The list of artists covered on The Sincerest Form of Flattery reads like a who’s who of hardcore music fiend favorites. Deep tracks from the Strawberry Alarm Clock, Nazz, Paul Williams and other high quality acts make this set a delight. Rossi’s approach is less retro than, say, The Dukes of Stratosphear; he gets the vibe right without creating recordings that sound vintage. The production aesthetic is top-notch, just gauzy enough to suit the material but sharp enough to let the music shine through.
Some of the arrangements are scintillating; Rossi’s reading of Orange Bicycle’s “LA” sounds like The Association backed by Nazz. And speaking of Todd Rundgren’s old group, Rossi’s cover of “Forget All About It” captures everything that’s special about the proto-prog/power pop classic. Rossi doesn’t reinvent the tune (nor should he) so it sounds a lot like both the Nazz original and the Gladhands cover. But one can never get enough versions of the song. The drums are especially powerful and well-recorded, with a splashy, bashing yet precise Keith Moon feel about them.
Even though the song selections are drawn from an assortment of artists, The Sincerest Form of Flattery has a cohesive character; if one didn’t know that these were covers, they’d likely just think of the album as a collection of very, very good songs with compelling arrangements. And that’s what this is, really. Only hen “Let’s Get Together” comes up will the typical listener encounter a song they’ve heard many times. And Rossi does some interesting things with the vocal arrangement.

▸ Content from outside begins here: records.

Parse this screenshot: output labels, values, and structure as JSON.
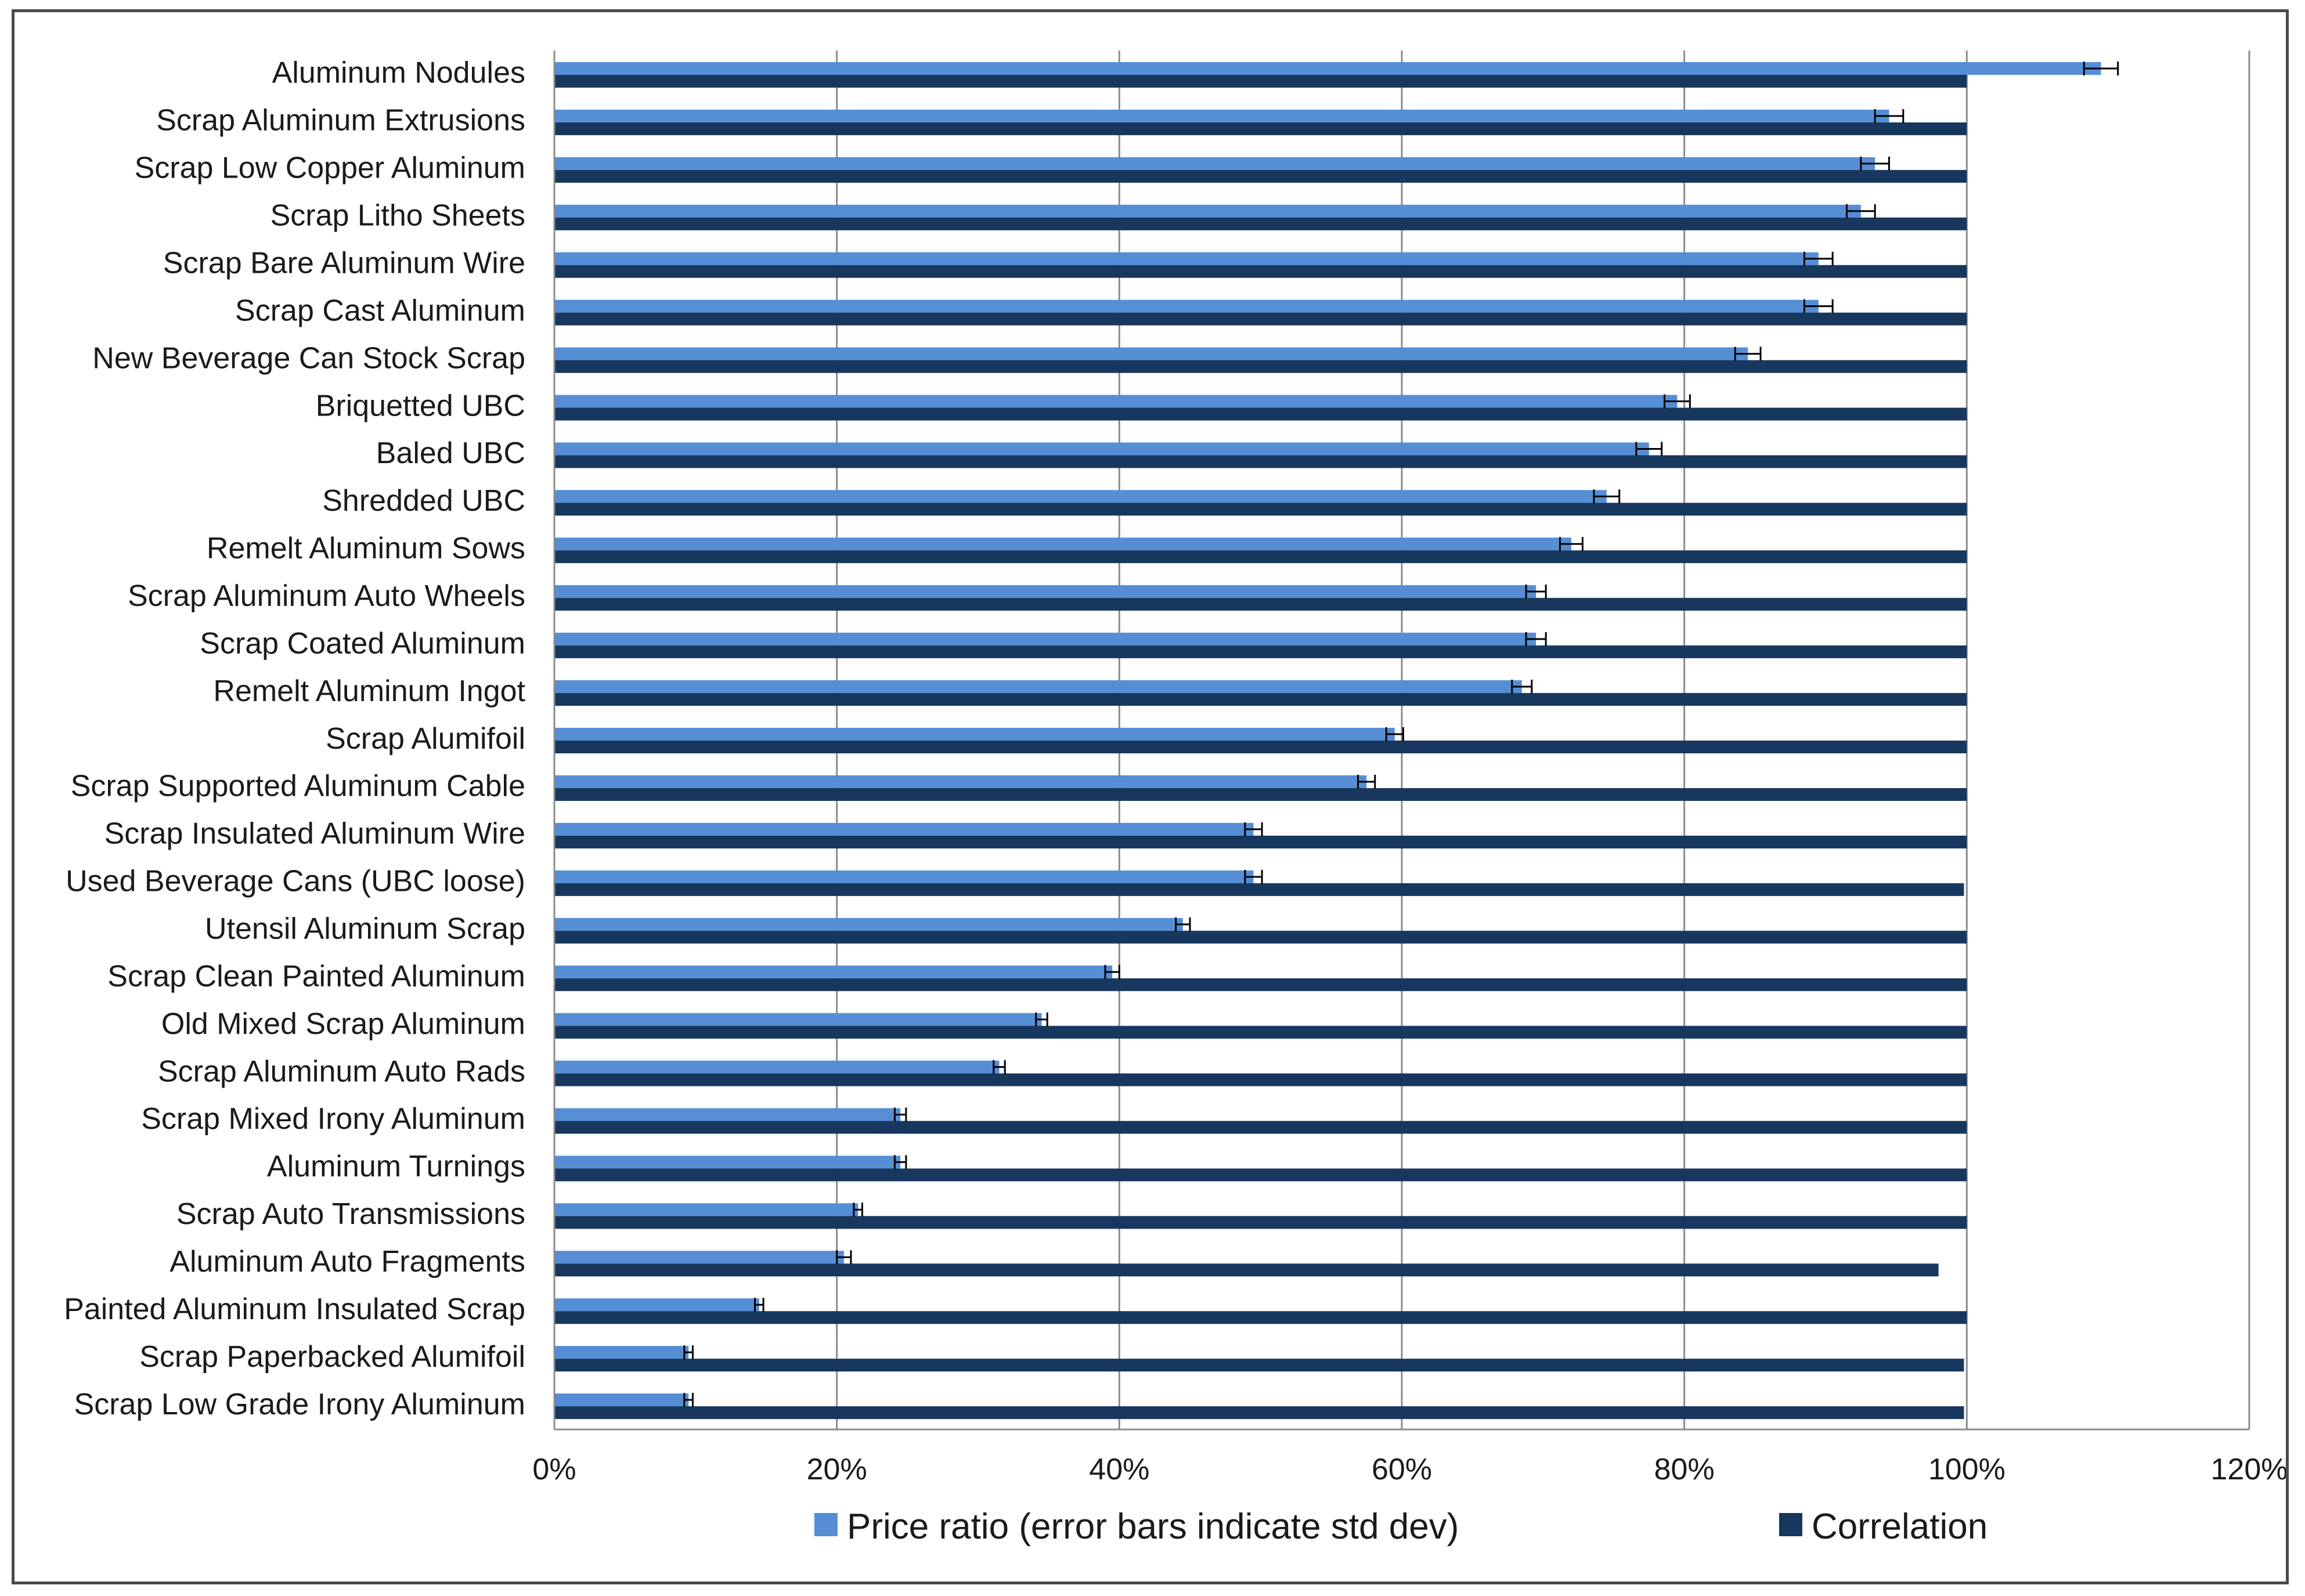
{
  "chart_data": {
    "type": "bar",
    "orientation": "horizontal",
    "title": "",
    "xlabel": "",
    "ylabel": "",
    "xlim": [
      0,
      1.2
    ],
    "x_ticks": [
      0,
      0.2,
      0.4,
      0.6,
      0.8,
      1.0,
      1.2
    ],
    "x_tick_labels": [
      "0%",
      "20%",
      "40%",
      "60%",
      "80%",
      "100%",
      "120%"
    ],
    "grid": true,
    "legend_position": "bottom",
    "categories": [
      "Aluminum Nodules",
      "Scrap Aluminum Extrusions",
      "Scrap Low Copper Aluminum",
      "Scrap Litho Sheets",
      "Scrap Bare Aluminum Wire",
      "Scrap Cast Aluminum",
      "New Beverage Can Stock Scrap",
      "Briquetted UBC",
      "Baled UBC",
      "Shredded UBC",
      "Remelt Aluminum Sows",
      "Scrap Aluminum Auto Wheels",
      "Scrap Coated Aluminum",
      "Remelt Aluminum Ingot",
      "Scrap Alumifoil",
      "Scrap Supported Aluminum Cable",
      "Scrap Insulated Aluminum Wire",
      "Used Beverage Cans (UBC loose)",
      "Utensil Aluminum Scrap",
      "Scrap Clean Painted Aluminum",
      "Old Mixed Scrap Aluminum",
      "Scrap Aluminum Auto Rads",
      "Scrap Mixed Irony Aluminum",
      "Aluminum Turnings",
      "Scrap Auto Transmissions",
      "Aluminum Auto Fragments",
      "Painted Aluminum Insulated Scrap",
      "Scrap Paperbacked Alumifoil",
      "Scrap Low Grade Irony Aluminum"
    ],
    "series": [
      {
        "name": "Price ratio (error bars indicate std dev)",
        "color": "#558ED5",
        "values": [
          1.095,
          0.945,
          0.935,
          0.925,
          0.895,
          0.895,
          0.845,
          0.795,
          0.775,
          0.745,
          0.72,
          0.695,
          0.695,
          0.685,
          0.595,
          0.575,
          0.495,
          0.495,
          0.445,
          0.395,
          0.345,
          0.315,
          0.245,
          0.245,
          0.215,
          0.205,
          0.145,
          0.095,
          0.095
        ],
        "error": [
          0.012,
          0.01,
          0.01,
          0.01,
          0.01,
          0.01,
          0.009,
          0.009,
          0.009,
          0.009,
          0.008,
          0.007,
          0.007,
          0.007,
          0.006,
          0.006,
          0.006,
          0.006,
          0.005,
          0.005,
          0.004,
          0.004,
          0.004,
          0.004,
          0.003,
          0.005,
          0.003,
          0.003,
          0.003
        ]
      },
      {
        "name": "Correlation",
        "color": "#17375E",
        "values": [
          1.0,
          1.0,
          1.0,
          1.0,
          1.0,
          1.0,
          1.0,
          1.0,
          1.0,
          1.0,
          1.0,
          1.0,
          1.0,
          1.0,
          1.0,
          1.0,
          1.0,
          0.998,
          1.0,
          1.0,
          1.0,
          1.0,
          1.0,
          1.0,
          1.0,
          0.98,
          1.0,
          0.998,
          0.998
        ]
      }
    ]
  }
}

A faithful take on We The People’s sweeping “In the Past” closes the album. The power of the recording belies Rossi’s approach to the project: he sang and played everything himself, but these songs sound very much like the work a proper band. Chances are good that even the most obsessive fan of ‘60s psych and related styles will encounter at least a tune or two that’s unfamiliar. And if that leads them to further investigation, then part of Marco Rossi’s goals have been realized. Recommended.